Facial symmetry analysis was further validated with bilateral cephalometric measurements. Bilateral maxillary (Maxillary Length (ML): anterior corpus ossis incicivi - anterior maxillary premolar; Maxillary Height (MH): anterior corpus ossis incicivi - posterior alveoli I3) and calvarial measurements (Calvarial Length (CL): coronal intercept – occipital intercept; Calvarial Width (CW): bregma - coronal intercept;) were taken for each subject. Each measurement was compared between operated and un-operated sides. Ratio between operated and un-operated sides were compared across group conditions including comparison to un-operated age-matched controls.

Statistical analysis

Sample size was determined a priori using power analysis based on preliminary 8-week experiments. Analysis revealed n=6/group was necessary to achieve power >80% to detect 25% mean differences in bone volume regeneration of scaffolds compared to bone graft with standard deviation of 15%. Alpha (α) was set to 0.05.

3D quantification of bone volume at 24 weeks and histologic osteocyte count analyses were analyzed between scaffold, bone graft, and native bone groups using one-way ANOVA with post-hoc comparison of group means with Tukey’s correction.

Bone volume fraction and scaffold volume fraction analysis between scaffold and bone graft-repaired defects was performed using generalized linear mixed model (GLMM).

Trabecular analysis as well as histologic counts including vessel density, vessel diameter, osteocyte, osteoblast, and osteocyte density were analyzed using one-way ANOVA with post-hoc comparison of groups performed with Tukey’s correction.
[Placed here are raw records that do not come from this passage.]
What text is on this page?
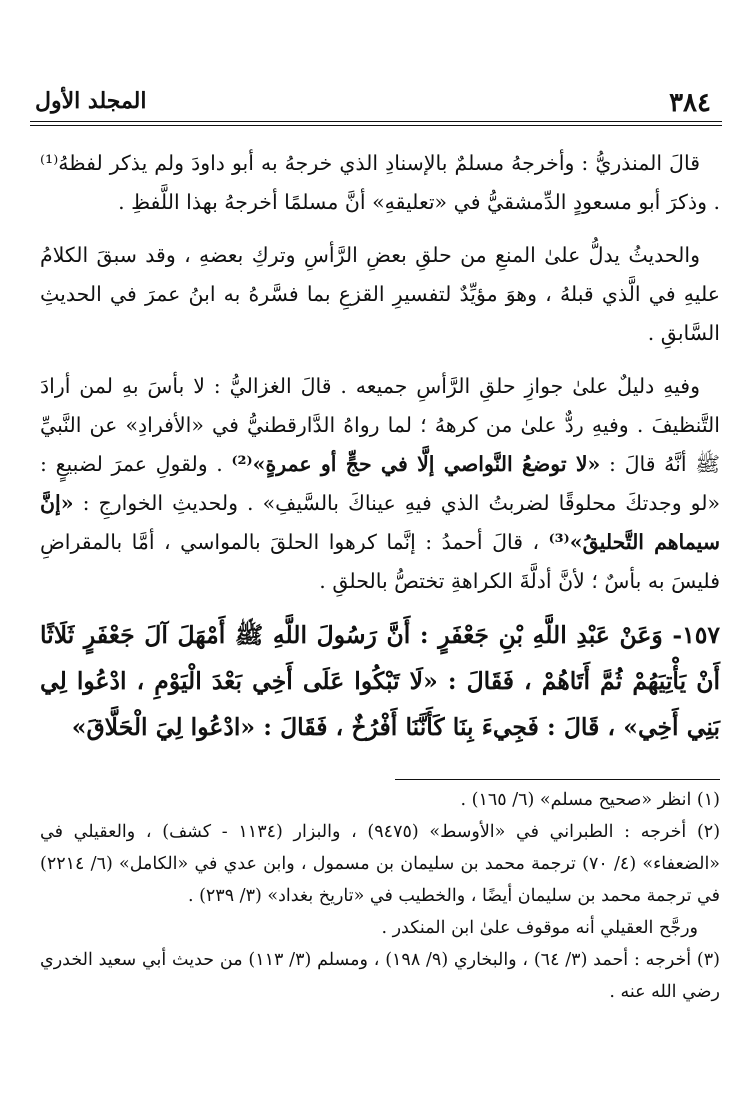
٣٨٤
المجلد الأول

قالَ المنذريُّ : وأخرجهُ مسلمٌ بالإسنادِ الذي خرجهُ به أبو داودَ ولم يذكر لفظهُ⁽¹⁾ . وذكرَ أبو مسعودٍ الدِّمشقيُّ في «تعليقهِ» أنَّ مسلمًا أخرجهُ بهذا اللَّفظِ .

والحديثُ يدلُّ علىٰ المنعِ من حلقِ بعضِ الرَّأسِ وتركِ بعضهِ ، وقد سبقَ الكلامُ عليهِ في الَّذي قبلهُ ، وهوَ مؤيِّدٌ لتفسيرِ القزعِ بما فسَّرهُ به ابنُ عمرَ في الحديثِ السَّابقِ .

وفيهِ دليلٌ علىٰ جوازِ حلقِ الرَّأسِ جميعه . قالَ الغزاليُّ : لا بأسَ بهِ لمن أرادَ التَّنظيفَ . وفيهِ ردٌّ علىٰ من كرههُ ؛ لما رواهُ الدَّارقطنيُّ في «الأفرادِ» عن النَّبيِّ ﷺ أنَّهُ قالَ : «لا توضعُ النَّواصي إلَّا في حجٍّ أو عمرةٍ»⁽²⁾ . ولقولِ عمرَ لضبيعٍ : «لو وجدتكَ محلوقًا لضربتُ الذي فيهِ عيناكَ بالسَّيفِ» . ولحديثِ الخوارجِ : «إنَّ سيماهم التَّحليقُ»⁽³⁾ ، قالَ أحمدُ : إنَّما كرهوا الحلقَ بالمواسي ، أمَّا بالمقراضِ فليسَ به بأسٌ ؛ لأنَّ أدلَّةَ الكراهةِ تختصُّ بالحلقِ .

١٥٧- وَعَنْ عَبْدِ اللَّهِ بْنِ جَعْفَرٍ : أَنَّ رَسُولَ اللَّهِ ﷺ أَمْهَلَ آلَ جَعْفَرٍ ثَلَاثًا أَنْ يَأْتِيَهُمْ ثُمَّ أَتَاهُمْ ، فَقَالَ : «لَا تَبْكُوا عَلَى أَخِي بَعْدَ الْيَوْمِ ، ادْعُوا لِي بَنِي أَخِي» ، قَالَ : فَجِيءَ بِنَا كَأَنَّنَا أَفْرُخٌ ، فَقَالَ : «ادْعُوا لِيَ الْحَلَّاقَ»

(١) انظر «صحيح مسلم» (٦/ ١٦٥) .

(٢) أخرجه : الطبراني في «الأوسط» (٩٤٧٥) ، والبزار (١١٣٤ - كشف) ، والعقيلي في «الضعفاء» (٤/ ٧٠) ترجمة محمد بن سليمان بن مسمول ، وابن عدي في «الكامل» (٦/ ٢٢١٤) في ترجمة محمد بن سليمان أيضًا ، والخطيب في «تاريخ بغداد» (٣/ ٢٣٩) .

ورجَّح العقيلي أنه موقوف علىٰ ابن المنكدر .

(٣) أخرجه : أحمد (٣/ ٦٤) ، والبخاري (٩/ ١٩٨) ، ومسلم (٣/ ١١٣) من حديث أبي سعيد الخدري رضي الله عنه .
For nanoindentation, reduced elastic modulus and hardness of newly formed bone was compared to internal control bone by using a GLMM27.

Facial growth was independently assessed through morphometric analysis of asymmetry indices and cephalometrics; both analyses were conducted using one-way ANOVA with post-hoc comparison of groups performed with Tukey’s correction.
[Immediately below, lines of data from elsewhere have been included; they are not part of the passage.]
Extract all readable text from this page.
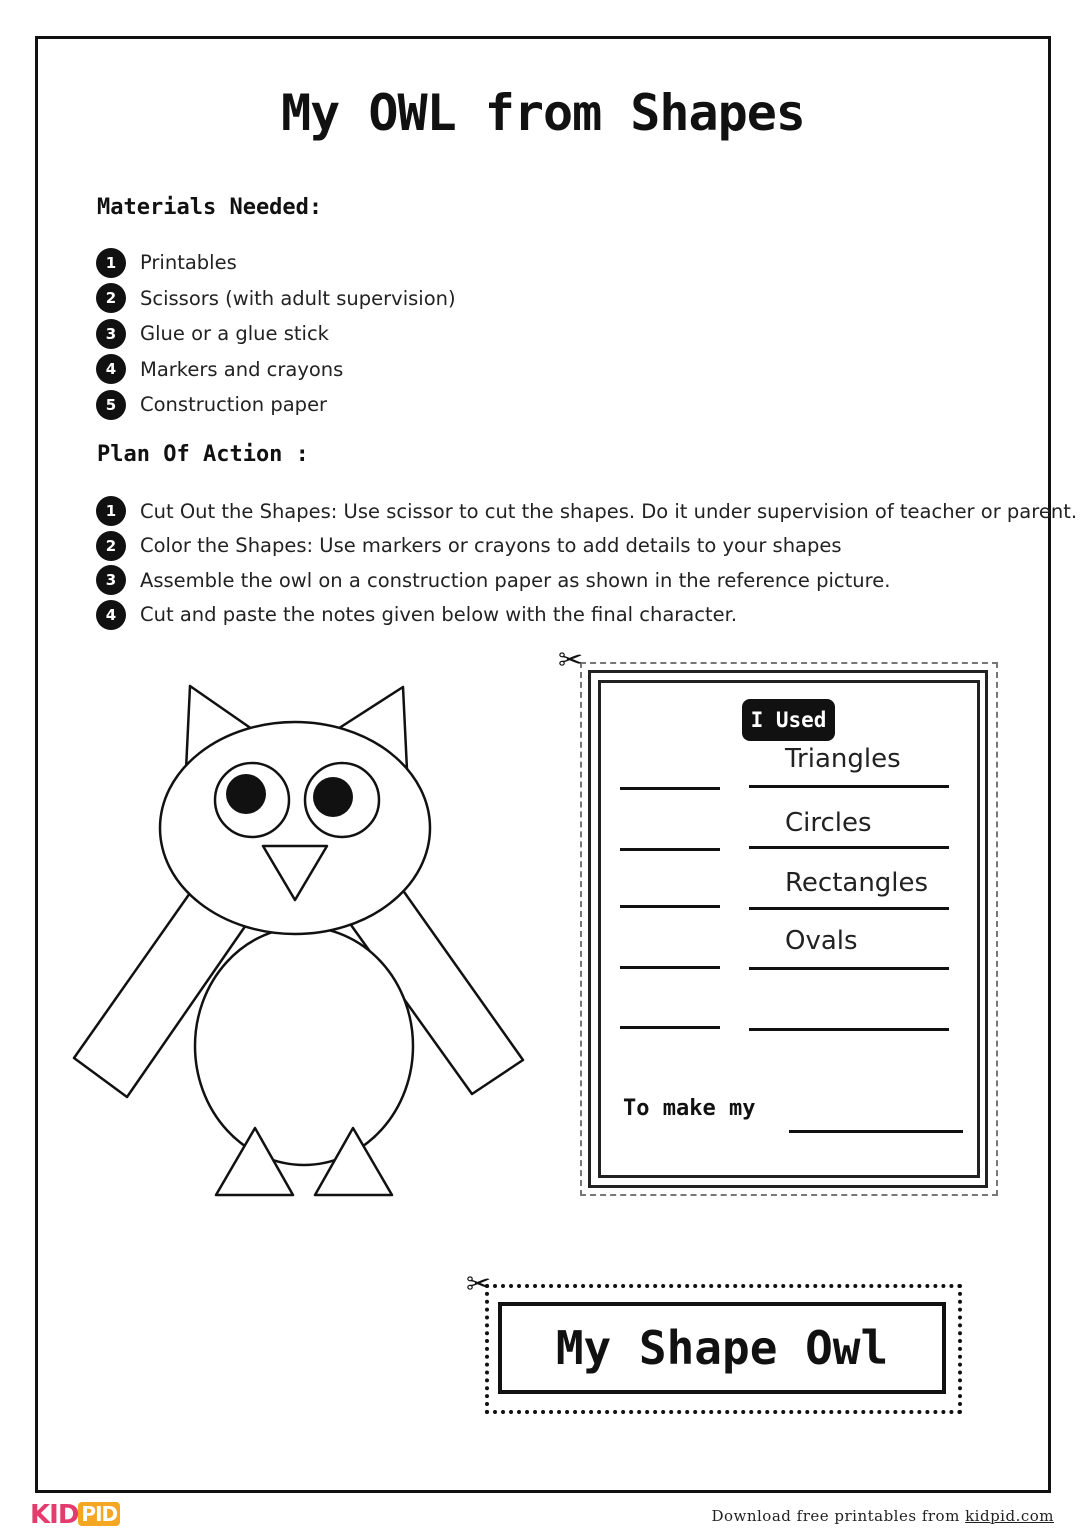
My OWL from Shapes
Materials Needed:
1	Printables
2	Scissors (with adult supervision)
3	Glue or a glue stick
4	Markers and crayons
5	Construction paper
Plan Of Action :
1	Cut Out the Shapes: Use scissor to cut the shapes. Do it under supervision of teacher or parent.
2	Color the Shapes: Use markers or crayons to add details to your shapes
3	Assemble the owl on a construction paper as shown in the reference picture.
4	Cut and paste the notes given below with the final character.
✂
I Used
Triangles
Circles
Rectangles
Ovals
To make my
✂
My Shape Owl
KID PID	Download free printables from kidpid.com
µCT volumetric data, histologic quantification, morphometric asymmetry indices, and nanoindentation data are presented as mean value with corresponding 95% CI.
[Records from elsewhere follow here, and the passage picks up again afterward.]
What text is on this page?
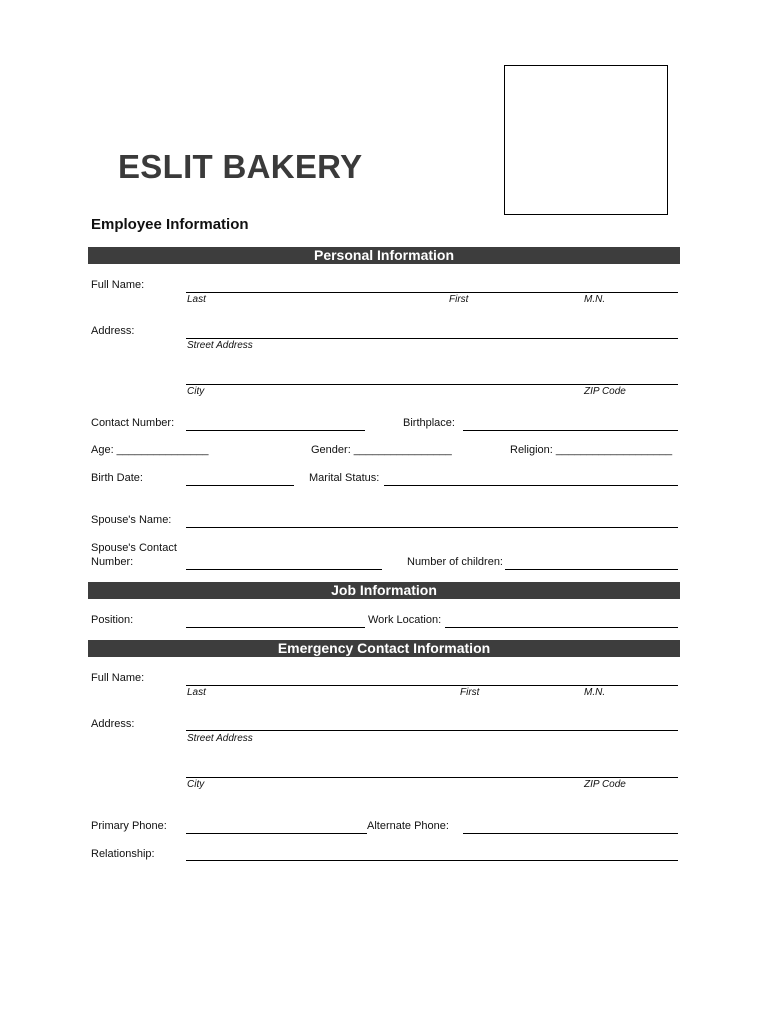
ESLIT BAKERY
Employee Information
Personal Information
Full Name:
Last	First	M.N.
Address:
Street Address
City	ZIP Code
Contact Number:	Birthplace:
Age: _______________	Gender: ________________	Religion: ___________________
Birth Date:	Marital Status:
Spouse's Name:
Spouse's Contact
Number:	Number of children:
Job Information
Position:	Work Location:
Emergency Contact Information
Full Name:
Last	First	M.N.
Address:
Street Address
City	ZIP Code
Primary Phone:	Alternate Phone:
Relationship:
All statistical analyses were performed in SPSS (Version 25.0, IBM Corp., Armonk, NY). All graphs were generated using GraphPad Prism (Version 7.0, GraphPad, La Jolla, CA).

Statement of significance

In this study, we present what is to our knowledge the longest in vivo evaluation of dipyridamole-loaded 3D-printed β –TCP scaffolds in regenerating craniofacial bone in a pediatric rabbit model. Previous investigations of this technology were limited to short-term studies compared to un-filled defects. This is the first study to compare to autogolous bone graft, the standard of care and to directly assess facial symmetry through the age of facial maturity. Using a multi-model evaluation approach, the results of this study favor the osteogenic efficacy, favorable degradation and facial-growth safety of this technology to be translated for craniofacial reconstruction specifically in a pediatric context.